To evaluate the robustness of our algorithm in the presence of a relatively large gallery of mugshots, the same experiments are repeated but on an extended gallery of 1500 subjects. Figure 4(a) shows the performance of our algorithm as well as the state of the art algorithm on Indian user (Faces) dataset. The proposed algorithm outperforms [24] by almost %11 rank 50 when exploiting facial attributes. Since the results for IdentiKit was not reported on [24], we compared our algorithm with SGR-DA [29] (see Figure 4(b)). Even tough SGR-DA outperformed our attribute-unaware network in the P1 experiment but its result was not as robust as our proposed attribute-aware deep coupled neural network.

Finally, Figure 6 demonstrate the results of the proposed algorithm on P3 experiment. The network is trained on 1968 sketch-photo pairs and then tested on two completely unseen datasets, i.e. IIIT-D Semi-forensic and MGDB Unviewed. The gallery of this experiment was also extended to 1500 mugshots.

Algorithm Faces (In) IdentiKit (As)
Mittal et al. [23] 53.3 1.4 45.3 1.5
Mittal et al. [25] 60.2 2.9 52.0 2.4
Mittal et al. [24] 58.4 1.1 53.1 1.0
SGR-DA [29] - 70
Ours without attributes 68.6 1.6 67.4 1.9
Ours with attributes 73.2 1.1 72.6 0.9
Table 2: Rank-10 identification accuracy (%) on the e-PRIP composite sketch database.
Figure 4: The effect of considering facial attributes in sketch-photo matching. The first line shows the results for a network trained with attribute-centered loss, and the second line depicts the result of a network trained using contrastive loss.
(a)
(b)
Figure 5: CMC curves of the proposed and existing algorithms for the extended gallery experiment: (a) results on the Indian data subset compared to Mittal et al. [24] and (b) results on the Identi-Kit data subset compared to SGR-DA [29].
Figure 6: CMC curves of the proposed algorithm for experiment P3. The results confirm the robustness of the network to different sketch styles.

5 Conclusion

In this work, we have proposed a novel framework to address the difficult task of cross-modal face recognition for photo and forensic sketches. By introducing an attribute-centered loss, a coupled deep neural network is trained to learn a shared embedding space between the two modalities in which both geometrical and facial attribute information cooperate on similarity score calculation.
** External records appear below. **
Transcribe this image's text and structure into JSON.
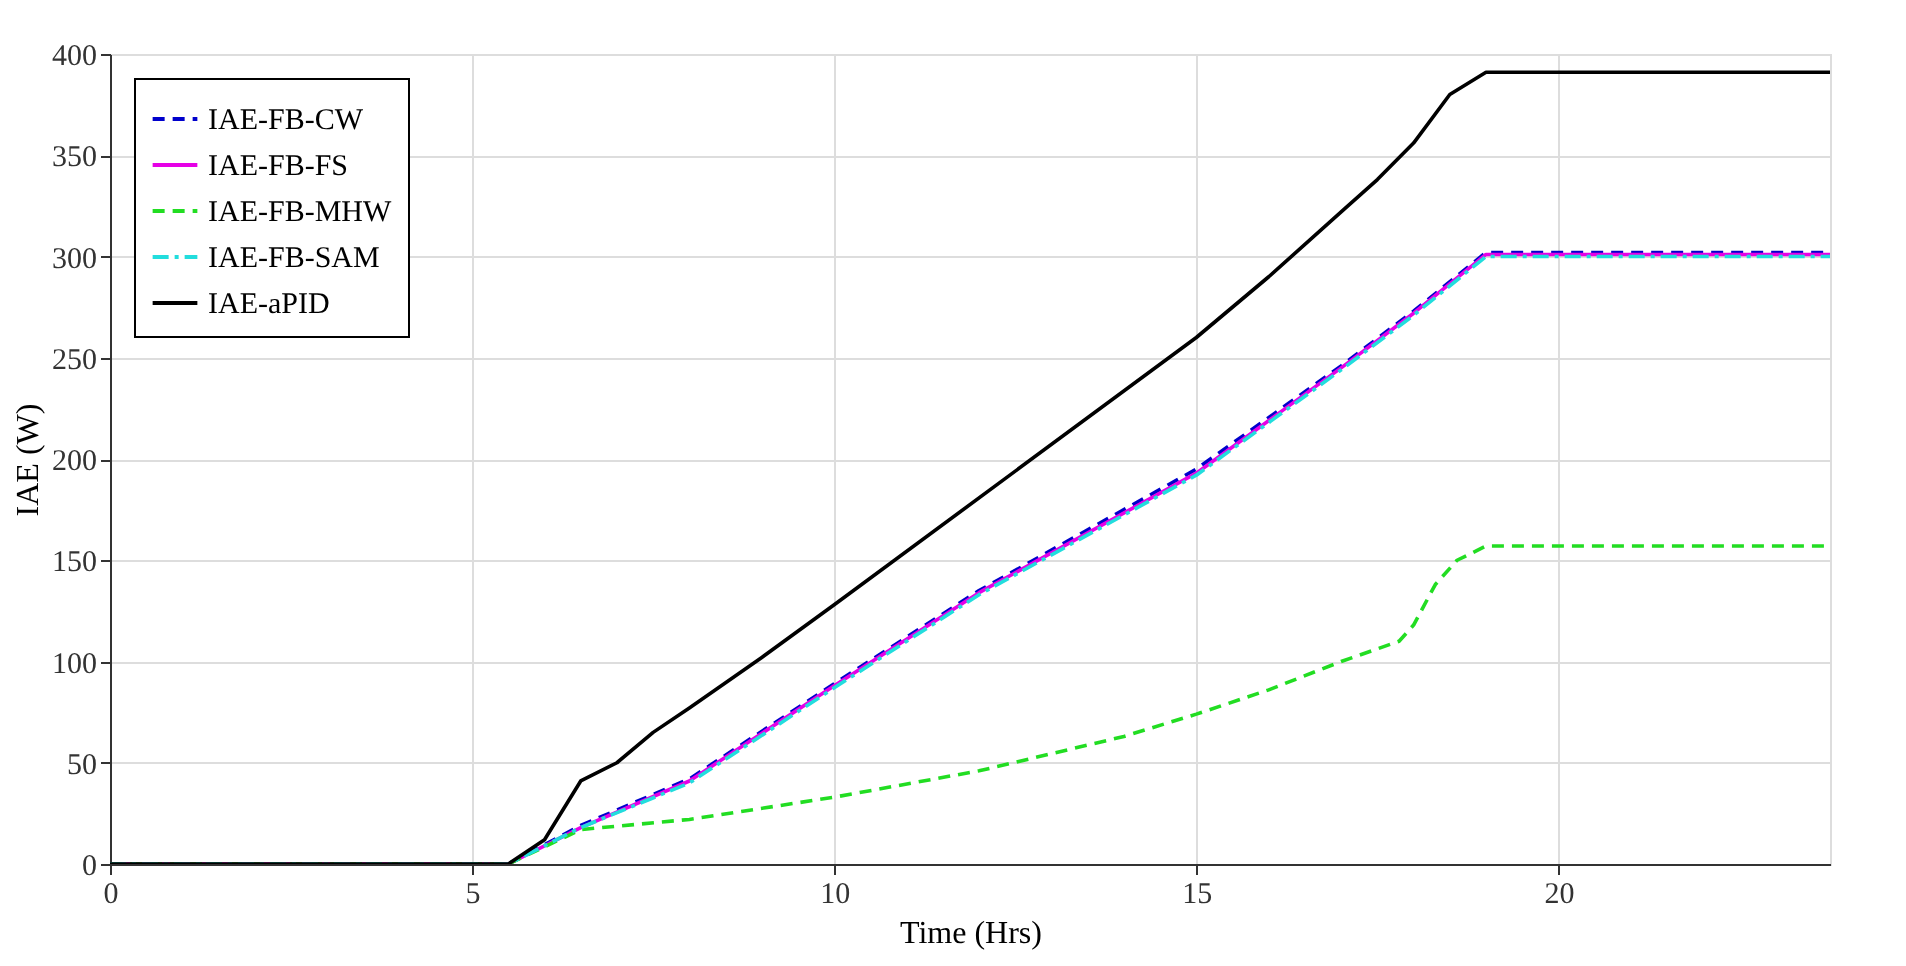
{
  "chart_data": {
    "type": "line",
    "xlabel": "Time (Hrs)",
    "ylabel": "IAE (W)",
    "xlim": [
      0,
      23.75
    ],
    "ylim": [
      0,
      400
    ],
    "xticks": [
      0,
      5,
      10,
      15,
      20
    ],
    "yticks": [
      0,
      50,
      100,
      150,
      200,
      250,
      300,
      350,
      400
    ],
    "grid": true,
    "legend": "top left",
    "series": [
      {
        "name": "IAE-FB-CW",
        "color": "#0000cc",
        "line_style": "dashed",
        "x": [
          0,
          5.5,
          6.5,
          8,
          10,
          12,
          15,
          17,
          18,
          19,
          23.75
        ],
        "values": [
          0,
          0,
          19,
          42,
          89,
          135,
          195,
          246,
          273,
          302,
          302
        ]
      },
      {
        "name": "IAE-FB-FS",
        "color": "#e600e6",
        "line_style": "solid",
        "x": [
          0,
          5.5,
          6.5,
          8,
          10,
          12,
          15,
          17,
          18,
          19,
          23.75
        ],
        "values": [
          0,
          0,
          18,
          41,
          88,
          134,
          193,
          245,
          272,
          301,
          301
        ]
      },
      {
        "name": "IAE-FB-MHW",
        "color": "#22dd22",
        "line_style": "dashed",
        "x": [
          0,
          5.5,
          6.5,
          8,
          10,
          12,
          14,
          15,
          16,
          17,
          17.8,
          18,
          18.3,
          18.6,
          19,
          23.75
        ],
        "values": [
          0,
          0,
          17,
          22,
          33,
          46,
          63,
          74,
          86,
          100,
          110,
          118,
          138,
          150,
          157,
          157
        ]
      },
      {
        "name": "IAE-FB-SAM",
        "color": "#22dddd",
        "line_style": "dashdot",
        "x": [
          0,
          5.5,
          6.5,
          8,
          10,
          12,
          15,
          17,
          18,
          19,
          23.75
        ],
        "values": [
          0,
          0,
          18,
          40,
          87,
          133,
          192,
          244,
          271,
          300,
          300
        ]
      },
      {
        "name": "IAE-aPID",
        "color": "#000000",
        "line_style": "solid",
        "x": [
          0,
          5.5,
          6,
          6.5,
          7,
          7.5,
          8,
          9,
          10,
          15,
          16,
          17,
          17.5,
          18,
          18.5,
          19,
          23.75
        ],
        "values": [
          0,
          0,
          12,
          41,
          50,
          65,
          77,
          102,
          128,
          260,
          290,
          322,
          338,
          356,
          380,
          391,
          391
        ]
      }
    ]
  }
}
To this end, a distinct center point is constructed for every combination of the facial attributes, which are used in the sketch-attribute-DCNN, by leveraging the facial attributes of the suspect provided by the victims, and the photo-DCNN learned to map their inputs close to their corresponding attribute centers. This attribute-guided representation learning scheme helped the network to filter out the photos in the gallery that have many contradictory attributes to the attributes provided by the victim. The effectiveness of the proposed framework has been validated by extensive experiments.